Galifer R B, Aubert D, Couture A, Veyrac C, Barneon C, Kötter R
Service de Chirurgie Infantile, CHU Saint-Charles, Montpellier.
Chir Pediatr. 1988;29(6):318-24.
Primary ureteral tumors are rare and benign ones constitute only a small portion. Of the benign neoplasms, fibro epithelial polyps are probably the most common and could be considered to be an exceedingly rare cause of Hydronephrosis in children. The exact etiology of benign ureteral polyps is not certain but it is likely that they have a congenital one. They are mesodermal in origin and consist of a thick fibrous stalk covered by a layer of normal transitional epithelium. They are more commonly found in boys (80.6%), who present usually with abdominal pains or renal colics. Fibro-epithelial polyps often rise in the proximal ureter and renal pelvis, especially at the left side (69.4%). Radiographic signs are those of a non typical uretero-pelvic Junction obstruction. IVP and retrograde ureterogram usually demonstrate a long, thin, filiform, lucent filling defect within the ureteral lumen with moderate hydronephrosis. Appropriate treatment of these benign tumors is local excision with or without segmental resection. Prognosis should be considered as excellent without a report of recurrence. A review of the literature revealed 33 cases of ureteral polyps in children. We report here 3 additional cases of obstructing fibro epithelial polyps, observed in boys aged respectively 4, 8 and 9 years.

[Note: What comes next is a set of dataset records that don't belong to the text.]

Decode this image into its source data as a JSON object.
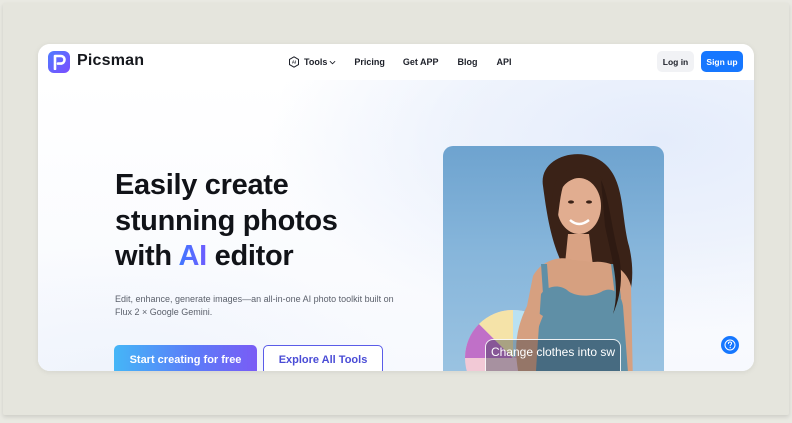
{
  "brand": {
    "name": "Picsman",
    "logo_letter": "P",
    "logo_color": "#4f7bff"
  },
  "nav": {
    "tools": "Tools",
    "pricing": "Pricing",
    "get_app": "Get APP",
    "blog": "Blog",
    "api": "API"
  },
  "auth": {
    "login": "Log in",
    "signup": "Sign up",
    "signup_color": "#1677ff"
  },
  "hero": {
    "line1": "Easily create",
    "line2": "stunning photos",
    "line3_before": "with ",
    "line3_ai": "AI",
    "line3_after": " editor",
    "subtext": "Edit, enhance, generate images—an all-in-one AI photo toolkit built on Flux 2 × Google Gemini.",
    "cta_primary": "Start creating for free",
    "cta_secondary": "Explore All Tools"
  },
  "photo": {
    "caption": "Change clothes into sw"
  },
  "help": {
    "icon": "question-icon"
  }
}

原发性输尿管肿瘤较为罕见,其中良性肿瘤仅占一小部分。在良性肿瘤中,纤维上皮息肉可能最为常见,可被视为儿童肾积水极为罕见的病因。良性输尿管息肉的确切病因尚不确定,但很可能具有先天性。它们起源于中胚层,由一层正常移行上皮覆盖的粗大纤维蒂组成。它们更常见于男孩(80.6%),通常表现为腹痛或肾绞痛。纤维上皮息肉常起源于输尿管近端和肾盂,尤其是左侧(69.4%)。影像学表现为非典型输尿管肾盂连接处梗阻。静脉肾盂造影(IVP)和逆行输尿管造影通常显示输尿管腔内有长而细的丝状透亮充盈缺损,并伴有中度肾积水。这些良性肿瘤的适当治疗方法是局部切除,可伴或不伴节段性切除。预后应被视为良好,尚无复发报告。文献回顾显示有33例儿童输尿管息肉病例。我们在此报告另外3例梗阻性纤维上皮息肉病例,分别见于4岁、8岁和9岁的男孩。